Fast Fourier Transform in my opinion is one of the most important algorithms in computing. It is because I personally like this algorithm that I've decided to discuss it. The basis behind fourier transform is in mathematics. Fourier transform is the discovery that a signal in one form can be turned into another form without losing any information. A signal in the time and space domain can be transformed into a signal in the frequency domain. This concept is powerful in a similar way to the ability to use a directed graph to visualize a social network. For clarity the time domain, minutes, seconds, mili-seconds, and so on.
The Utility of Fourier Transform
Fourier transform's power becomes apparently when you understand the nature of the electromagnetic spectrum. Information traverses the electromagnetic spectrum as "waves". Fourier transform allows for analysis of this spectrum to be possible. Spectral analysis is made possible and all it's applications by way of Fourier transform.
Signal processing is also a very common element in computer programing. We use signal processing for example to do image processing. We also use signal processing when we are dealing with audio processing. People who like music, who like games, will understand the value of digital signal processors.
Programing and FFT
Fast Fourier Transform is an efficiency enhancement for the process of Fourier transform.
Below is the code to show you how simple it is to apply FFT in practice
from numpy.fft import fft
from numpy import array
a = array([1.0, 1.0, 1.0, 1.0, 0.0, 0.0, 0.0, 0.0])
print( ' '.join("%5.3f" % abs(f) for f in fft(a)) )
4.000 2.613 0.000 1.082 0.000 1.082 0.000 2.613
Now let's discuss the code. If you don't know Python, the "from" command is how you select a module. So "from numpy.fft import fft"

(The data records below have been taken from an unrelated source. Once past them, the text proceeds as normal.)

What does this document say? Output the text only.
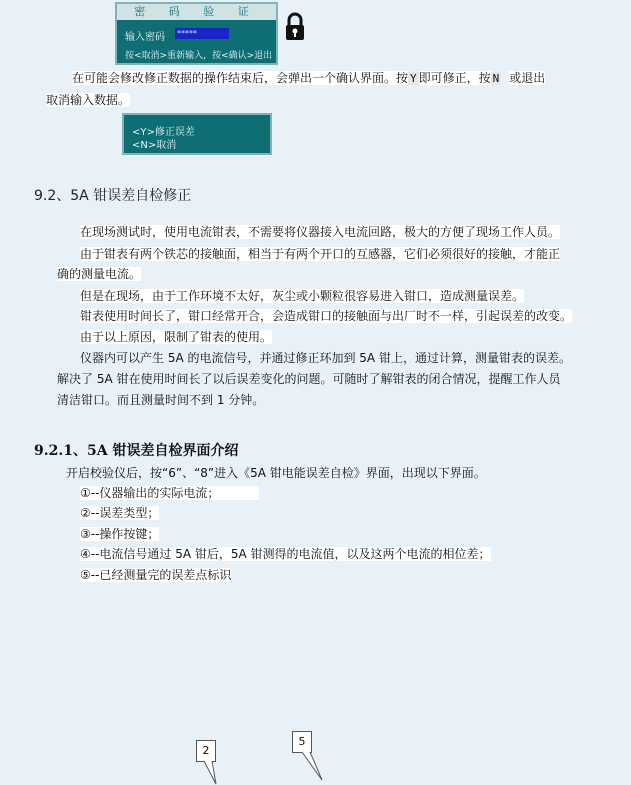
密 码 验 证
输入密码 *****
按<取消>重新输入，按<确认>退出
在可能会修改修正数据的操作结束后，会弹出一个确认界面。按 Y 即可修正，按 N 或退出
取消输入数据。
<Y>修正误差
<N>取消
9.2、5A 钳误差自检修正
在现场测试时，使用电流钳表，不需要将仪器接入电流回路，极大的方便了现场工作人员。
由于钳表有两个铁芯的接触面，相当于有两个开口的互感器，它们必须很好的接触，才能正
确的测量电流。
但是在现场，由于工作环境不太好，灰尘或小颗粒很容易进入钳口，造成测量误差。
钳表使用时间长了，钳口经常开合，会造成钳口的接触面与出厂时不一样，引起误差的改变。
由于以上原因，限制了钳表的使用。
仪器内可以产生 5A 的电流信号，并通过修正环加到 5A 钳上，通过计算，测量钳表的误差。
解决了 5A 钳在使用时间长了以后误差变化的问题。可随时了解钳表的闭合情况，提醒工作人员
清洁钳口。而且测量时间不到 1 分钟。
9.2.1、5A 钳误差自检界面介绍
开启校验仪后，按“6”、“8”进入《5A 钳电能误差自检》界面，出现以下界面。
①--仪器输出的实际电流；
②--误差类型；
③--操作按键；
④--电流信号通过 5A 钳后，5A 钳测得的电流值，以及这两个电流的相位差；
⑤--已经测量完的误差点标识
2
5
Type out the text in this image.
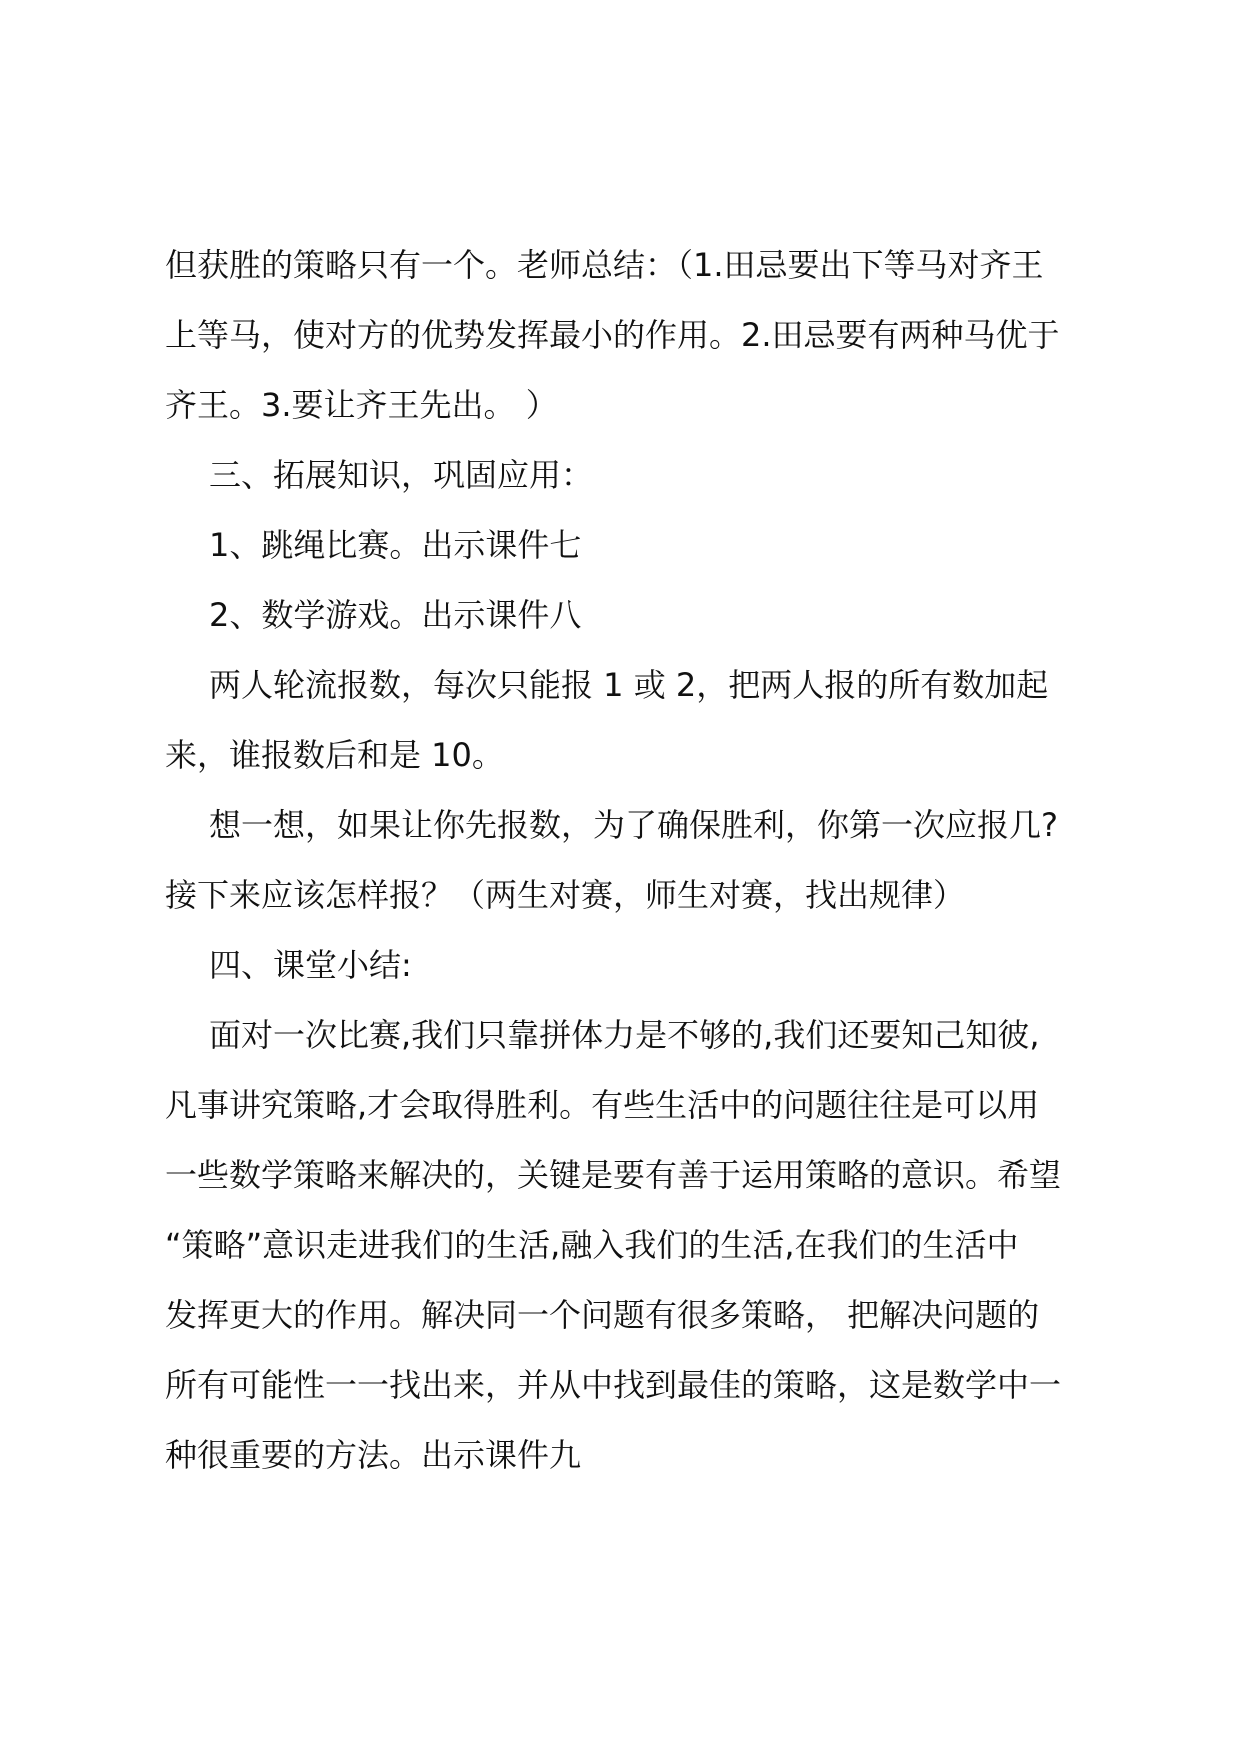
但获胜的策略只有一个。老师总结：（1.田忌要出下等马对齐王
上等马，使对方的优势发挥最小的作用。2.田忌要有两种马优于
齐王。3.要让齐王先出。 ）
三、拓展知识，巩固应用：
1、跳绳比赛。出示课件七
2、数学游戏。出示课件八
两人轮流报数，每次只能报 1 或 2，把两人报的所有数加起
来，谁报数后和是 10。
想一想，如果让你先报数，为了确保胜利，你第一次应报几?
接下来应该怎样报？（两生对赛，师生对赛，找出规律）
四、课堂小结:
面对一次比赛,我们只靠拼体力是不够的,我们还要知己知彼,
凡事讲究策略,才会取得胜利。有些生活中的问题往往是可以用
一些数学策略来解决的，关键是要有善于运用策略的意识。希望
“策略”意识走进我们的生活,融入我们的生活,在我们的生活中
发挥更大的作用。解决同一个问题有很多策略， 把解决问题的
所有可能性一一找出来，并从中找到最佳的策略，这是数学中一
种很重要的方法。出示课件九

This imports the FFT module from numpy. What is numpy? Numpy is a package which you can leverage in your programming to do scientific computing. FFT is imported by the import command in Python so that Fast Fourier Transform can be used in your app.
The next step is to import an array. From the Numpy manual:
NumPy’s main object is the homogeneous multidimensional array. It is a table of elements (usually numbers), all of the same type, indexed by a tuple of positive integers. In NumPy dimensions are called axes.
We can also see from the manual how to compute different types of FFT using Numpy:
fft(a[, n, axis, norm]) Compute the one-dimensional discrete Fourier Transform.
ifft(a[, n, axis, norm]) Compute the one-dimensional inverse discrete Fourier Transform.
fft2(a[, s, axes, norm]) Compute the 2-dimensional discrete Fourier Transform
ifft2(a[, s, axes, norm]) Compute the 2-dimensional inverse discrete Fourier Transform.
fftn(a[, s, axes, norm]) Compute the N-dimensional discrete Fourier Transform.
ifftn(a[, s, axes, norm]) Compute the N-dimensional inverse discrete Fourier Transform.
https://docs.scipy.org/doc/numpy/reference/routines.fft.html#standard-ffts
As you can see it is trivially easy to write this code. I chose Python because it's the easiest language to explain for a newbie programmer. Fourier transform is immensely useful. In fact, the concept of heart rate variability which is used with heart rate monitors is calculated by Fast Fourier Transform. The pattern of beats is translated into the frequency domain. It is also possible to use FFT in combination with neural networks (NN) to diagnose by EKG heart related problems. This shows the versatility and life saving potential of FFT.
References
Clifford, G. D. (2002). Signal processing methods for heart rate variability (Doctoral dissertation, University of Oxford).
Gothwal, H., Kedawat, S., & Kumar, R. (2011). Cardiac arrhythmias detection in an ECG beat signal using fast fourier transform and artificial neural network. Journal of Biomedical Science and Engineering, 4(04), 289.